Figure 1 presents the distribution of the time between the first date of incapacity (defined by the date of the first certificate of incapacity related to the injury) and the date of the baseline interview among the sample who agreed to data linkage. The majority of respondents were interviewed between 2 and 5 months after their first day of incapacity, with the most common time period being between 3 and 4 months. The median time between the first date of incapacity and the interview was 110 days, with the median time between the start of compensation eligibility and the interview date being 93 days. This relatively long time period between the first day of incapacity (and first day of compensation eligibility) and the baseline interview date can be explained as follows. The first date of incapacity marks the start of a work absence. After 10 working days of absence, a claim is submitted to WSV, at which point it becomes eligible for wage replacement from WSV. WSV has 28 days to adjudicate a claim for workers’ compensation. At this point, if the claim is accepted, compensation is backdated to the day of eligibility, and the claim is eligible to be recruited into the cohort. As the selection of claims is only undertaken once a month, the time period between the claim acceptance and when the claim is selected for the cohort could be from a couple of days, to a month. It took approximately 1 week for the PALs to be sent to each claimant. Three weeks after this date attempts to contact the claimant were made from the interviewing company, with attempts continuing for up to 2 months, or until the claimant was contacted.

Figure 1

Time between the first date of incapacity and date of the baseline interview.

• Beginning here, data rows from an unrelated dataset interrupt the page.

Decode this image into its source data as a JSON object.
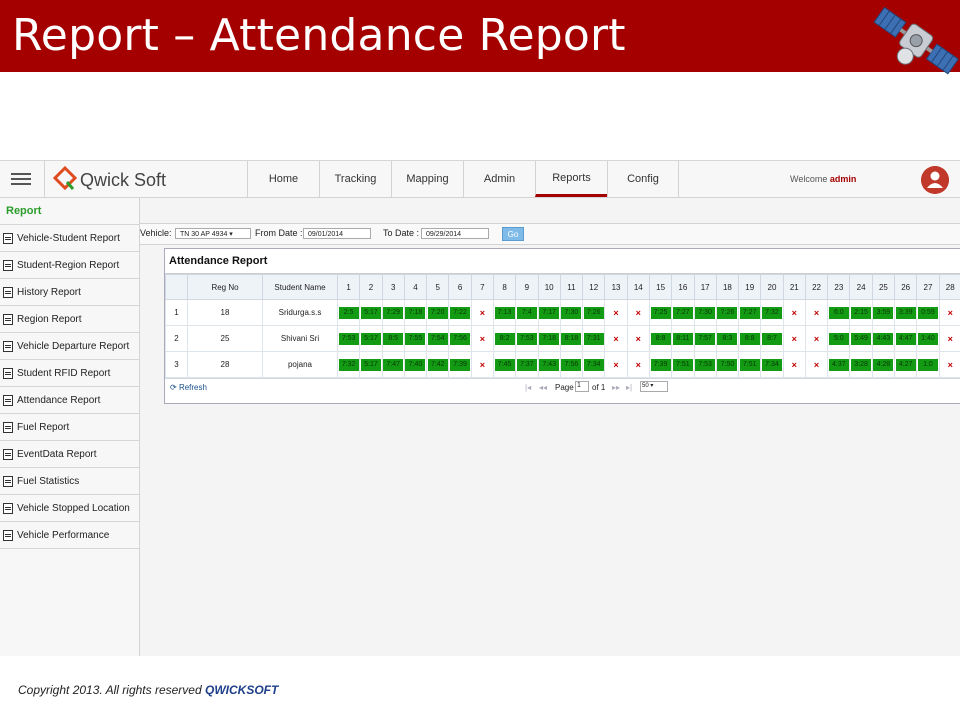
{
  "slide": {
    "title": "Report – Attendance Report"
  },
  "app": {
    "brand": "Qwick Soft",
    "nav": [
      "Home",
      "Tracking",
      "Mapping",
      "Admin",
      "Reports",
      "Config"
    ],
    "active_nav": "Reports",
    "welcome_text": "Welcome",
    "welcome_user": "admin"
  },
  "sidebar": {
    "header": "Report",
    "items": [
      "Vehicle-Student Report",
      "Student-Region Report",
      "History Report",
      "Region Report",
      "Vehicle Departure Report",
      "Student RFID Report",
      "Attendance Report",
      "Fuel Report",
      "EventData Report",
      "Fuel Statistics",
      "Vehicle Stopped Location",
      "Vehicle Performance"
    ]
  },
  "filters": {
    "vehicle_label": "Vehicle:",
    "vehicle_value": "TN 30 AP 4934",
    "from_label": "From Date :",
    "from_value": "09/01/2014",
    "to_label": "To Date :",
    "to_value": "09/29/2014",
    "go": "Go"
  },
  "report": {
    "title": "Attendance Report",
    "col_reg": "Reg No",
    "col_name": "Student Name",
    "days": [
      "1",
      "2",
      "3",
      "4",
      "5",
      "6",
      "7",
      "8",
      "9",
      "10",
      "11",
      "12",
      "13",
      "14",
      "15",
      "16",
      "17",
      "18",
      "19",
      "20",
      "21",
      "22",
      "23",
      "24",
      "25",
      "26",
      "27",
      "28"
    ],
    "rows": [
      {
        "n": "1",
        "reg": "18",
        "name": "Sridurga.s.s",
        "cells": [
          "2:5",
          "5:17",
          "7:29",
          "7:18",
          "7:20",
          "7:22",
          "x",
          "7:13",
          "7:4",
          "7:17",
          "7:30",
          "7:26",
          "x",
          "x",
          "7:25",
          "7:27",
          "7:30",
          "7:26",
          "7:27",
          "7:32",
          "x",
          "x",
          "6:0",
          "2:15",
          "3:59",
          "3:39",
          "0:59",
          "x"
        ]
      },
      {
        "n": "2",
        "reg": "25",
        "name": "Shivani Sri",
        "cells": [
          "7:53",
          "5:17",
          "8:5",
          "7:55",
          "7:54",
          "7:56",
          "x",
          "8:2",
          "7:53",
          "7:18",
          "8:18",
          "7:31",
          "x",
          "x",
          "8:8",
          "8:11",
          "7:57",
          "8:3",
          "8:8",
          "8:7",
          "x",
          "x",
          "5:0",
          "5:49",
          "4:43",
          "4:47",
          "1:40",
          "x"
        ]
      },
      {
        "n": "3",
        "reg": "28",
        "name": "pojana",
        "cells": [
          "7:32",
          "5:17",
          "7:47",
          "7:40",
          "7:42",
          "7:39",
          "x",
          "7:45",
          "7:37",
          "7:43",
          "7:56",
          "7:34",
          "x",
          "x",
          "7:39",
          "7:51",
          "7:53",
          "7:50",
          "7:51",
          "7:34",
          "x",
          "x",
          "4:37",
          "3:28",
          "4:28",
          "4:27",
          "1:0",
          "x"
        ]
      }
    ],
    "refresh": "Refresh",
    "page_label": "Page",
    "page_value": "1",
    "page_of": "of 1",
    "page_size": "50"
  },
  "footer": {
    "text": "Copyright 2013. All rights reserved",
    "brand": "QWICKSOFT"
  },
  "colors": {
    "brand_red": "#a50000",
    "present_green": "#139b13",
    "absent_red": "#c00000"
  }
}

Descriptive data for the 869 claimants who participated in the study, compared with the non-participants (n=1626), from the total source population of 2495 claimants are shown in table 1. Due to privacy concerns regarding the level of detailed information that could be provided about the source population from WSV, comparisons between participants and non-participants are only possible by sex, age group, injury type, employment type and industry of employment. Focusing on our primary variables of interest (injury type and age), the sample recruited contained 191 (22%) participants who had a psychological injury and 185 (21%) participants aged 55 years and older. These proportions were not significantly different to those in the non-participant group.

Table 1

Comparison of participants to non-participants from a source population* of workers’ compensation claimants in Victoria

Statistically significant differences were noted between the sample recruited and non-participants across sex and industry of employment, with borderline differences also observed across employment type. Compared with the non-responders, the sample recruited contained more women and a greater proportion of workers in the healthcare and social assistance industry, and fewer workers in manufacturing and construction industries. Given the nature of the data available on non-responders, it was not possible to determine if industry differences were simply a function of different patterns of response for men and women or reflect differences in response according to specific industry context.

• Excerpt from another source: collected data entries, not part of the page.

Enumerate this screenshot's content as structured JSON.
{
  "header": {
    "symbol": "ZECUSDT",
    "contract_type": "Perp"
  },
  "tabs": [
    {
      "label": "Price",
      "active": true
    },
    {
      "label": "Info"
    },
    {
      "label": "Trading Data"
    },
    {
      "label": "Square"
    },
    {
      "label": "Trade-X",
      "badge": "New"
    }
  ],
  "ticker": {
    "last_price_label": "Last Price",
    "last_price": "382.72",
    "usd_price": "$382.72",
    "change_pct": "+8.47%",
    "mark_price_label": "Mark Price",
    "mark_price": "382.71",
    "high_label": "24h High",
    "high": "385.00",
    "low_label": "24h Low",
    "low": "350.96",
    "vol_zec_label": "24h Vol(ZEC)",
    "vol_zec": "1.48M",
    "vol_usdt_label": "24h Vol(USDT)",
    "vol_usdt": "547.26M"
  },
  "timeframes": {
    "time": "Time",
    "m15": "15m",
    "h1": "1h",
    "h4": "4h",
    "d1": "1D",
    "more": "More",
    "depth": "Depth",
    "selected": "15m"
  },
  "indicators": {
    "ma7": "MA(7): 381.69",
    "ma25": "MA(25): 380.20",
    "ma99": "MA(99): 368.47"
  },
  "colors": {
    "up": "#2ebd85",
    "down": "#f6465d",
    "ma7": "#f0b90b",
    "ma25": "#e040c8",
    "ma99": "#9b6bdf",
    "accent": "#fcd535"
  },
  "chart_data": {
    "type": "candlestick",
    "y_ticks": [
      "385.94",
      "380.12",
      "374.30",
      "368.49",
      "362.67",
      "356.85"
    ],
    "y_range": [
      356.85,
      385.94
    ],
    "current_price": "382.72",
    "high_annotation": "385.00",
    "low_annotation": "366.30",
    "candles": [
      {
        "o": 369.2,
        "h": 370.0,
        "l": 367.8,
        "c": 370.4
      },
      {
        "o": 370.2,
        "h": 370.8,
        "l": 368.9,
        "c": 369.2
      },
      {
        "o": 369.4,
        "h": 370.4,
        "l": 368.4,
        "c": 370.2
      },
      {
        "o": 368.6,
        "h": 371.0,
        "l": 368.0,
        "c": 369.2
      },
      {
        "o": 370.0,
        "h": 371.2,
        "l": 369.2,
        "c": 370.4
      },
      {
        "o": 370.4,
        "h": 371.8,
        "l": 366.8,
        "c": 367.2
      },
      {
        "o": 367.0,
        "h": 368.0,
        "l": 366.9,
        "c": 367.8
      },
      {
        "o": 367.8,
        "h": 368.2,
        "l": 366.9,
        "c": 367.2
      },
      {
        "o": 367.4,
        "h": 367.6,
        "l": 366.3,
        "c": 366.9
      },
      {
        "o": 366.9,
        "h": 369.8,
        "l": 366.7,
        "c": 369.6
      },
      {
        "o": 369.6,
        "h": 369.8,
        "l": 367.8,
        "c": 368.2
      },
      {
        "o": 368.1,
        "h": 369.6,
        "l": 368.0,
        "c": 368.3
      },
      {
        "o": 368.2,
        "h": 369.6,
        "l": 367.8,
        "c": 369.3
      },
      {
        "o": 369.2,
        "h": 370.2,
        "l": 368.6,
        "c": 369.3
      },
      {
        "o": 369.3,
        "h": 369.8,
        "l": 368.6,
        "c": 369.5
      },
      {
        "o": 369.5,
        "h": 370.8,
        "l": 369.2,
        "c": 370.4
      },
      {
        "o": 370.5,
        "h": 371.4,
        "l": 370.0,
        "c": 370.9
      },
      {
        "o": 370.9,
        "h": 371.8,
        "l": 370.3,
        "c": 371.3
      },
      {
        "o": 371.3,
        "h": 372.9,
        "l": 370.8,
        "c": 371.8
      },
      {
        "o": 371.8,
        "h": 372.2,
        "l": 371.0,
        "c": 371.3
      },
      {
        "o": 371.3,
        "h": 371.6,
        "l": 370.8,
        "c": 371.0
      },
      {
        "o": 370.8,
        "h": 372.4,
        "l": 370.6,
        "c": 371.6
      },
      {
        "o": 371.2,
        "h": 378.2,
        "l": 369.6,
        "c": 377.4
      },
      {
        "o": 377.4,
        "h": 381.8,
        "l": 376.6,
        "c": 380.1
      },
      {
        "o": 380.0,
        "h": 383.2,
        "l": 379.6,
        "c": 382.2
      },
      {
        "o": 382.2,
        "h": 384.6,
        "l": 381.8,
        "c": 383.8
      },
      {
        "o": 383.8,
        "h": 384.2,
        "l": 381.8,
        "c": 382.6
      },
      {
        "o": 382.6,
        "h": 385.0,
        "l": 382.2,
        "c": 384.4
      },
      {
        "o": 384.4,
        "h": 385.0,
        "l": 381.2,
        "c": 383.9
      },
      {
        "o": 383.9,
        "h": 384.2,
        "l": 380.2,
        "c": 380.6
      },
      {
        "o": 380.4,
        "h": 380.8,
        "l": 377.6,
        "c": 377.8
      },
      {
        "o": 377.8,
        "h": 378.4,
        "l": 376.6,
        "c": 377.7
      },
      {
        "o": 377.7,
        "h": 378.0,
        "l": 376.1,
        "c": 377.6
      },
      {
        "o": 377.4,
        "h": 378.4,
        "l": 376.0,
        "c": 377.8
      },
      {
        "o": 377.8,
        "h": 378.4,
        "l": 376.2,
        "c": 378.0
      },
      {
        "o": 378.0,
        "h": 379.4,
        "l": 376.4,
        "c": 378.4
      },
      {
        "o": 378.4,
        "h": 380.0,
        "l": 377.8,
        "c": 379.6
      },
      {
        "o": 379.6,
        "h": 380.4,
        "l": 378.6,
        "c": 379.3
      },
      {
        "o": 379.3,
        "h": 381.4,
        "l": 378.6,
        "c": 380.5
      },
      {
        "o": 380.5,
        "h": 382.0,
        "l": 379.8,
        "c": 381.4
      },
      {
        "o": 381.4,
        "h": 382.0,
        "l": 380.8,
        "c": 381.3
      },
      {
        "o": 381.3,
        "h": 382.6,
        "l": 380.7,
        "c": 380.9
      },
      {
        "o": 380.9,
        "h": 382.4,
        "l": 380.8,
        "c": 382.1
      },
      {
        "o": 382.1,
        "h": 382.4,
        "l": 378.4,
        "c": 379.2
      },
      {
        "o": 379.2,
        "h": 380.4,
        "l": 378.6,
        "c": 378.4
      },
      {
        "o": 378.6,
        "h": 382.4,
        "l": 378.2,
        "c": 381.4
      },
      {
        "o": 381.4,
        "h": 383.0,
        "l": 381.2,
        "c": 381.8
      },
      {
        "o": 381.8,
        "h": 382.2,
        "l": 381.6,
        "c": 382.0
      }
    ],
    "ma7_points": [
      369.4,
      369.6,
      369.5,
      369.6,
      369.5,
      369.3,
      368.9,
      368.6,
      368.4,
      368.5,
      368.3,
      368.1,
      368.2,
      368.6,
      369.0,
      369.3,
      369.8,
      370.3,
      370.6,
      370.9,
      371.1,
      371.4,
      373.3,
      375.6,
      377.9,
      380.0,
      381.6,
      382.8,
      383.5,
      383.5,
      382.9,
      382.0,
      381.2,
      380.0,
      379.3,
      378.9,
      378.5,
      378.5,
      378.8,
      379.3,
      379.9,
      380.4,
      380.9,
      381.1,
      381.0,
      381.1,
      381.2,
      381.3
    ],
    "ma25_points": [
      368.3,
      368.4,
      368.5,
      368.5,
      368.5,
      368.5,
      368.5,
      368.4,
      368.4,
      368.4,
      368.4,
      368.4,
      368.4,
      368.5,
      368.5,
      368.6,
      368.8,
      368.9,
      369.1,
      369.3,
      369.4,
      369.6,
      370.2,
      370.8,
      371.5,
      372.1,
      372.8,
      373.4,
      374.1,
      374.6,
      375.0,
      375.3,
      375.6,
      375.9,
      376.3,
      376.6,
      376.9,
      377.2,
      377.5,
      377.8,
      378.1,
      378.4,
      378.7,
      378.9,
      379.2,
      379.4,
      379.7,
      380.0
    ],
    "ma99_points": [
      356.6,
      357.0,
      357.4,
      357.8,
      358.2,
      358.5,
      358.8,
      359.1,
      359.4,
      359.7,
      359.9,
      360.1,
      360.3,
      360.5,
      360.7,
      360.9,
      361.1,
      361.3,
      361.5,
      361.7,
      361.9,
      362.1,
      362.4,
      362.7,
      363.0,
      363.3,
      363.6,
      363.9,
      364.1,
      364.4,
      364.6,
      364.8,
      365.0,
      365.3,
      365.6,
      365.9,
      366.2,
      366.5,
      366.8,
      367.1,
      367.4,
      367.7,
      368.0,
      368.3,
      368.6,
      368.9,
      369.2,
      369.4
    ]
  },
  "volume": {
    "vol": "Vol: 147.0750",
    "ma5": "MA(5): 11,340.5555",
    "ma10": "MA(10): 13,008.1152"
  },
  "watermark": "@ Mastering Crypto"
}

Participation and loss to follow-up in the cohort is presented in figure 2. Of the 869 claimants who participated at baseline, 632 (73%) took part in the 6-month follow-up interview (between January 2015 and January 2016), and 572 (66%) took part in the 12-month follow-up interview (between July 2015 and July 2016). Claimants who were not contactable at the 6-month follow-up interview were also invited to participate at the 12-month follow-up (ie, only participated at baseline and 12-month follow-up interview, with the 6-month follow-up interview missing). Of the 572 participants who completed a 12-month follow-up interview, 504 took part in all three surveys (58% of the baseline sample). The most common reason for non-participation at follow-up was that the claimant was not contactable (19%). A small proportion of claimants (3%) were excluded from follow-up as they were deemed unsuitable to participate further. A further 12% of claimants refused to participate in the follow-up interviews.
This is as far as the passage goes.